A simple question we all need to ask often

It’s a question we probably don’t ask friends, family and colleagues near enough.

It’s “R U OK?”

The R U OK? Conversation Convoy is hitting the road for a six-week trip, covering 14,000km and stopping in 20 communities. 

It ends on national R U OK? Day on September 14.

Former NRL player and Dubbo resident Daniel Conn is an R U OK? ambassador, using his own experiences to make a difference.

He wants mental health to be his legacy.

His advice to residents is to check-in with loved ones on a more frequent basis.

He says: “Ninety-nine per cent of the time Aussies will probably go ‘yeah, nah I’m fine’ but it’s about actually sitting down, looking someone in the eye one-on-one and saying ‘listen, I noticed you’ve been really quiet lately and I just want to check in and make sure you’re okay’.”

The Convoy is helping raise awareness of the important “4 Steps to a conversation initiative”.
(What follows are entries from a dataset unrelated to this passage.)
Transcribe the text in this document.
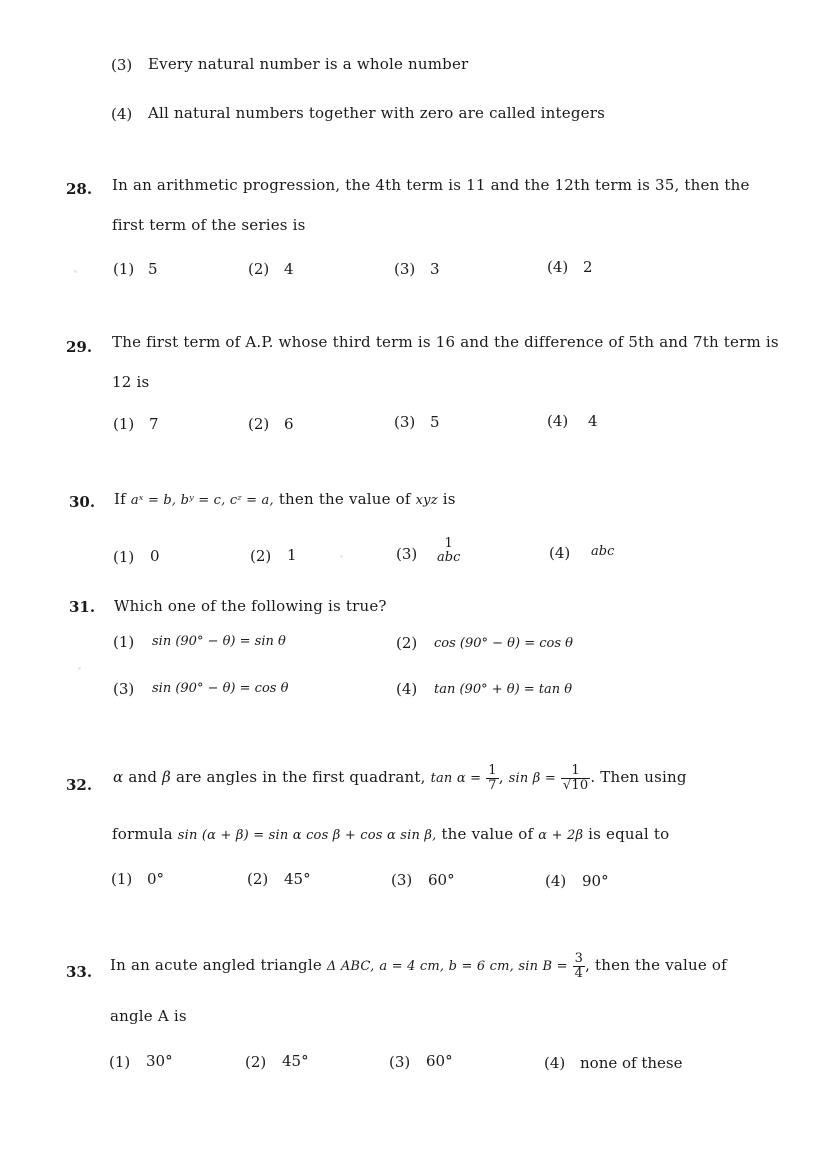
(3) Every natural number is a whole number
(4) All natural numbers together with zero are called integers
28. In an arithmetic progression, the 4th term is 11 and the 12th term is 35, then the
first term of the series is
(1) 5	(2) 4	(3) 3	(4) 2
29. The first term of A.P. whose third term is 16 and the difference of 5th and 7th term is
12 is
(1) 7	(2) 6	(3) 5	(4) 4
30. If aˣ = b, bʸ = c, cᶻ = a, then the value of xyz is
(1) 0	(2) 1	(3)
1
abc	(4) abc
31. Which one of the following is true?
(1) sin (90° − θ) = sin θ	(2) cos (90° − θ) = cos θ
(3) sin (90° − θ) = cos θ	(4) tan (90° + θ) = tan θ
32. α and β are angles in the first quadrant, $\tan \alpha = \frac{1}{7}$ , $\sin \beta = \frac{1}{√10}$ . Then using
formula sin (α + β) = sin α cos β + cos α sin β, the value of α + 2β is equal to
(1) 0°	(2) 45°	(3) 60°	(4) 90°
33. In an acute angled triangle Δ ABC, a = 4 cm, b = 6 cm, $\sin B = \frac{3}{4}$ , then the value of
angle A is
(1) 30°	(2) 45°	(3) 60°	(4) none of these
It encourages us all to: Ask, Listen, Encourage Action and Check in.

A simple conversation over the fence with a mate or a neighbour - that takes only minutes – could save a life.

R U OK? chief executive Brendan Maher says the tour has a strong focus on regional and remote areas where he believes more support, on several levels, is still needed.

He’s been encouraged by what he’s seen on the road.

“People are engaging with us, sharing stories of loss, learning about local resources and the four steps to starting a difficult conversation. Skills they can take away and apply within their own social circles.” 

But without doubt, there’s still a long way to go.

According to figures from the Centre for Rural and Remote Mental Health people living in rural and remote areas experience a higher rate of suicide than city dwellers. 

That can be for many reasons including a lack of easy access to mental health services, isolation and loneliness and natural disasters putting pressure on finances.

Part of the problem could also be that old bush ethos – but, “she’ll be right mate” just doesn’t cut it anymore.

If someone you know – a family member, mate, neighbour or workmate - is doing it tough, chances are they won’t always tell you – so it might be up to us all to take the first step.